In Luminous Crossroads Sdn Bhd vLim Kong Huat Construction [2001] MLJU 475, His Lordship Low Hop Bing J (as His Lordship was then known) found as much and stated that the actions of the Plaintiff in changing its address were clearly to evade the consequences of litigation. As a result, the Plaintiff was required to furnish security for costs.  

Refer further:-

a)    Mas Anita bt Abdullah v Lew Wai Koung (No. 1) [2013] 8 MLJ 698

b)    Aoun v Bahri and another [2002] 3 All ER 182

c)    Ontulmus and others v Collett and others [2014] All ER (D) 185 (Feb)

4. The Plaintiff is a nominal party

Suing in a nominal capacity is very rarely encountered in a corporate litigation scenario. As such, I shall leave this discussion for another day.  

5. Failure to satisfy a previous judgment

In certain scenarios, the failure of the Plaintiff to satisfy a previous judgment (in a separate legal suit) will serve as leverage for the Defendant’s application for security.

In Mas Asnita bt Abdullah v Lew Wai Koung (No. 1) [2013] 8 MLJ 698, the Defendant had obtained a previous judgment in an unrelated suit against the Plaintiff for arrears in rental.

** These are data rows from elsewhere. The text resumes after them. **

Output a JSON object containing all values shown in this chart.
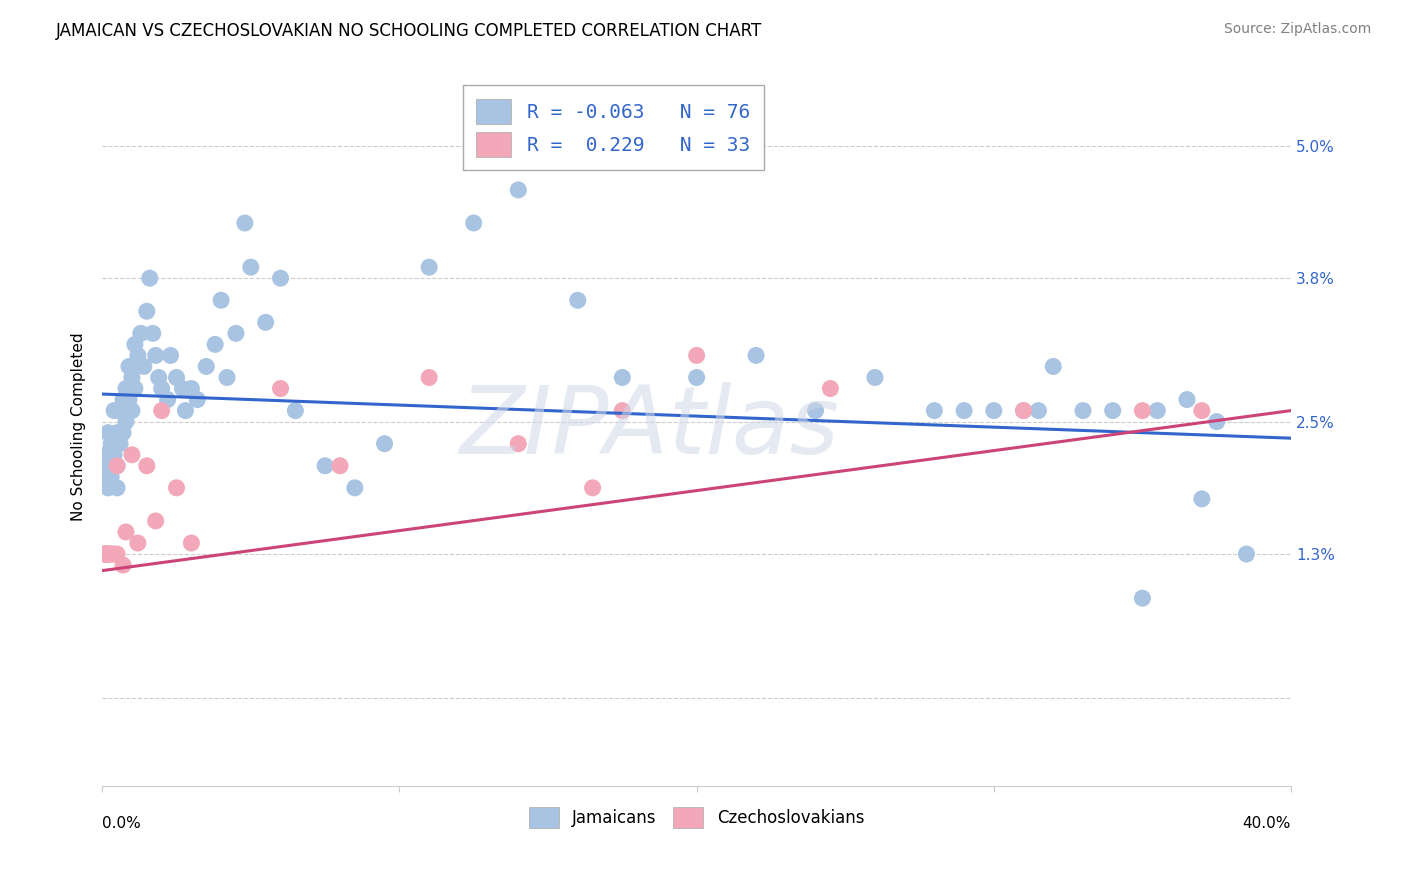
{
  "title": "JAMAICAN VS CZECHOSLOVAKIAN NO SCHOOLING COMPLETED CORRELATION CHART",
  "source": "Source: ZipAtlas.com",
  "ylabel": "No Schooling Completed",
  "ytick_positions": [
    0.0,
    0.013,
    0.025,
    0.038,
    0.05
  ],
  "ytick_labels": [
    "",
    "1.3%",
    "2.5%",
    "3.8%",
    "5.0%"
  ],
  "xmin": 0.0,
  "xmax": 0.4,
  "ymin": -0.008,
  "ymax": 0.057,
  "blue_color": "#a8c4e2",
  "pink_color": "#f2a8b8",
  "blue_line_color": "#3366cc",
  "pink_line_color": "#cc4477",
  "legend_label_blue": "Jamaicans",
  "legend_label_pink": "Czechoslovakians",
  "legend_r_blue": "R = -0.063",
  "legend_n_blue": "N = 76",
  "legend_r_pink": "R =  0.229",
  "legend_n_pink": "N = 33",
  "blue_trendline_x": [
    0.0,
    0.4
  ],
  "blue_trendline_y": [
    0.0275,
    0.0235
  ],
  "pink_trendline_x": [
    0.0,
    0.4
  ],
  "pink_trendline_y": [
    0.0115,
    0.026
  ],
  "blue_scatter_x": [
    0.001,
    0.001,
    0.002,
    0.002,
    0.002,
    0.003,
    0.003,
    0.004,
    0.004,
    0.005,
    0.005,
    0.005,
    0.006,
    0.006,
    0.007,
    0.007,
    0.008,
    0.008,
    0.009,
    0.009,
    0.01,
    0.01,
    0.011,
    0.011,
    0.012,
    0.013,
    0.014,
    0.015,
    0.016,
    0.017,
    0.018,
    0.019,
    0.02,
    0.022,
    0.023,
    0.025,
    0.027,
    0.028,
    0.03,
    0.032,
    0.035,
    0.038,
    0.04,
    0.042,
    0.045,
    0.048,
    0.05,
    0.055,
    0.06,
    0.065,
    0.075,
    0.085,
    0.095,
    0.11,
    0.125,
    0.14,
    0.16,
    0.175,
    0.2,
    0.22,
    0.24,
    0.26,
    0.28,
    0.29,
    0.3,
    0.31,
    0.315,
    0.32,
    0.33,
    0.34,
    0.355,
    0.365,
    0.375,
    0.385,
    0.37,
    0.35
  ],
  "blue_scatter_y": [
    0.022,
    0.02,
    0.024,
    0.021,
    0.019,
    0.023,
    0.02,
    0.022,
    0.026,
    0.021,
    0.024,
    0.019,
    0.026,
    0.023,
    0.027,
    0.024,
    0.028,
    0.025,
    0.03,
    0.027,
    0.029,
    0.026,
    0.032,
    0.028,
    0.031,
    0.033,
    0.03,
    0.035,
    0.038,
    0.033,
    0.031,
    0.029,
    0.028,
    0.027,
    0.031,
    0.029,
    0.028,
    0.026,
    0.028,
    0.027,
    0.03,
    0.032,
    0.036,
    0.029,
    0.033,
    0.043,
    0.039,
    0.034,
    0.038,
    0.026,
    0.021,
    0.019,
    0.023,
    0.039,
    0.043,
    0.046,
    0.036,
    0.029,
    0.029,
    0.031,
    0.026,
    0.029,
    0.026,
    0.026,
    0.026,
    0.026,
    0.026,
    0.03,
    0.026,
    0.026,
    0.026,
    0.027,
    0.025,
    0.013,
    0.018,
    0.009
  ],
  "pink_scatter_x": [
    0.001,
    0.001,
    0.001,
    0.001,
    0.001,
    0.002,
    0.002,
    0.002,
    0.003,
    0.003,
    0.004,
    0.005,
    0.005,
    0.007,
    0.008,
    0.01,
    0.012,
    0.015,
    0.018,
    0.02,
    0.025,
    0.03,
    0.06,
    0.08,
    0.11,
    0.14,
    0.165,
    0.175,
    0.2,
    0.245,
    0.31,
    0.35,
    0.37
  ],
  "pink_scatter_y": [
    0.013,
    0.013,
    0.013,
    0.013,
    0.013,
    0.013,
    0.013,
    0.013,
    0.013,
    0.013,
    0.013,
    0.013,
    0.021,
    0.012,
    0.015,
    0.022,
    0.014,
    0.021,
    0.016,
    0.026,
    0.019,
    0.014,
    0.028,
    0.021,
    0.029,
    0.023,
    0.019,
    0.026,
    0.031,
    0.028,
    0.026,
    0.026,
    0.026
  ],
  "title_fontsize": 12,
  "source_fontsize": 10,
  "axis_label_fontsize": 11,
  "tick_fontsize": 11,
  "legend_fontsize": 14,
  "watermark_text": "ZIPAtlas",
  "background_color": "#ffffff",
  "grid_color": "#cccccc"
}
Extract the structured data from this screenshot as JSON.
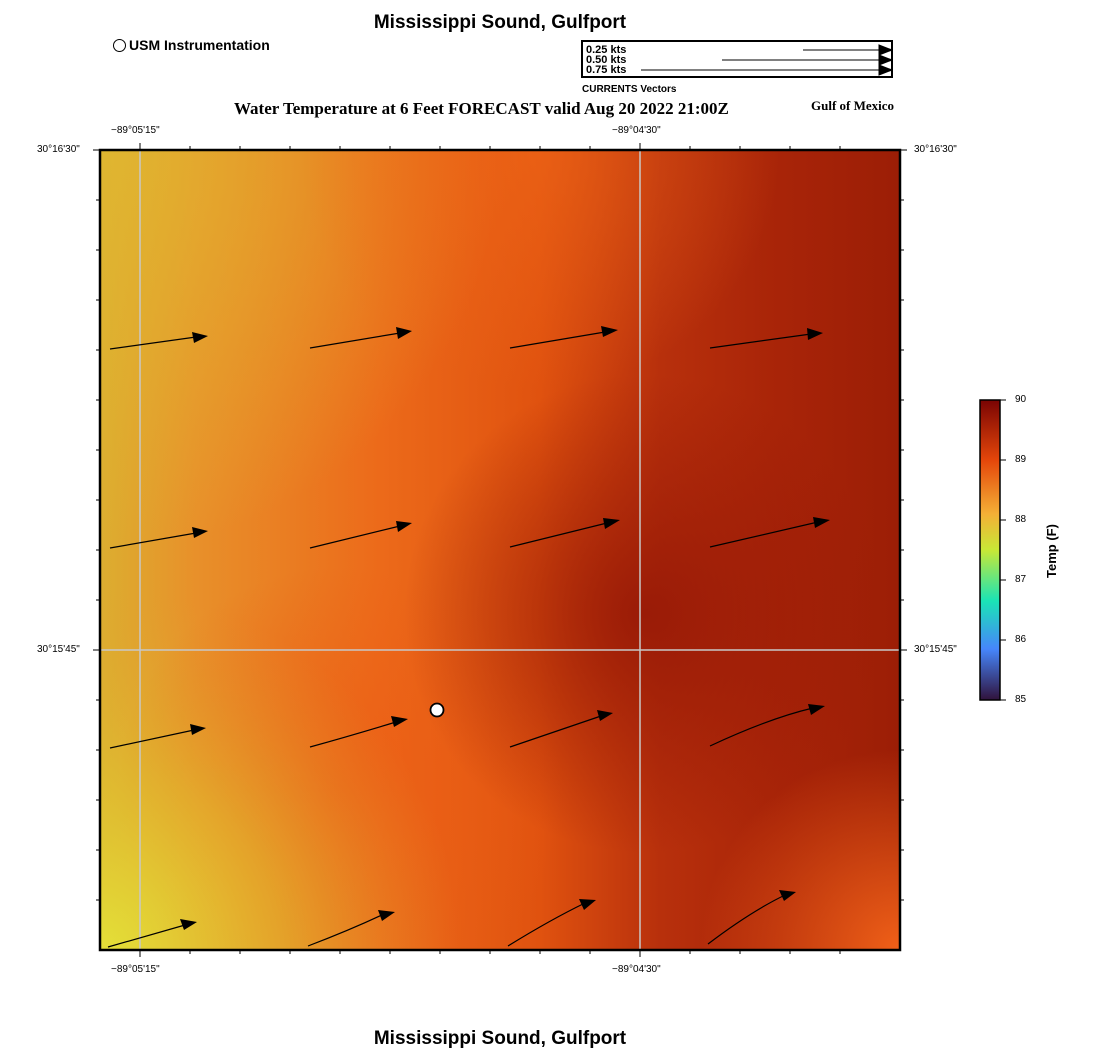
{
  "title": "Mississippi Sound, Gulfport",
  "bottom_title": "Mississippi Sound, Gulfport",
  "legend": {
    "instrument_label": "USM Instrumentation"
  },
  "vector_key": {
    "rows": [
      {
        "label": "0.25 kts",
        "speed_kts": 0.25
      },
      {
        "label": "0.50 kts",
        "speed_kts": 0.5
      },
      {
        "label": "0.75 kts",
        "speed_kts": 0.75
      }
    ],
    "caption": "CURRENTS Vectors"
  },
  "subtitle": "Water Temperature at 6 Feet FORECAST valid Aug 20 2022 21:00Z",
  "region_label": "Gulf of Mexico",
  "axes": {
    "x_ticks": [
      "−89°05'15\"",
      "−89°04'30\""
    ],
    "y_ticks": [
      "30°16'30\"",
      "30°15'45\""
    ]
  },
  "colorbar": {
    "title": "Temp (F)",
    "min": 85,
    "max": 90,
    "ticks": [
      "85",
      "86",
      "87",
      "88",
      "89",
      "90"
    ],
    "colors": [
      "#30123b",
      "#4686fb",
      "#1ae4b6",
      "#a4fc3c",
      "#f9ba38",
      "#e4460a",
      "#7a0403"
    ]
  },
  "field_colors": {
    "yellow": "#e0d030",
    "orange": "#e85a14",
    "red": "#9a1e08"
  }
}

The Plaintiff did not settle the sum owed but instead, initiated a fresh action against the Defendant.

Her Ladyship Yeoh Wee Siam J stated as follows:-  

[3] According to the evidence, the defendant had obtained a judgment against the plaintiff on 13 September 2011 in the Kuala Lumpur Sessions Court vide Summons No 52–16151 of 2011 for arrears in rental amounting to RM6,750, interest at 8%pa, costs of RM408 and vacant possession but the plaintiff still fails, refuses and/or neglects to pay the amount to the defendant until the date of the filing of this action, eventhough the plaintiff was served with a sealed copy of the judgment. This fact alone, without prejudice to the merits of the present case, shows that the plaintiff is capable of not paying costs to the defendant should the plaintiff's claim be later dismissed by the court and costs be ordered against the plaintiff.

From this, it is clear that a Plaintiff must settle any and all previous litigation that it has undertaken (with the Defendant) if it intends to seriously challenge an application for security.

Concluding remarks

From the above and from reading part 1, it is clear that the Defendant has several tools at its disposal in picking the lock that is security for costs. However, this is counter-balanced by the safeguards put in place by common law for the Plaintiff.

An ultimatum with regard to security cannot be given and it would be a fool’s errand to even attempt to do so. Each case will turn on its individual facts and as is with facts, there is a world of difference between them and the truth.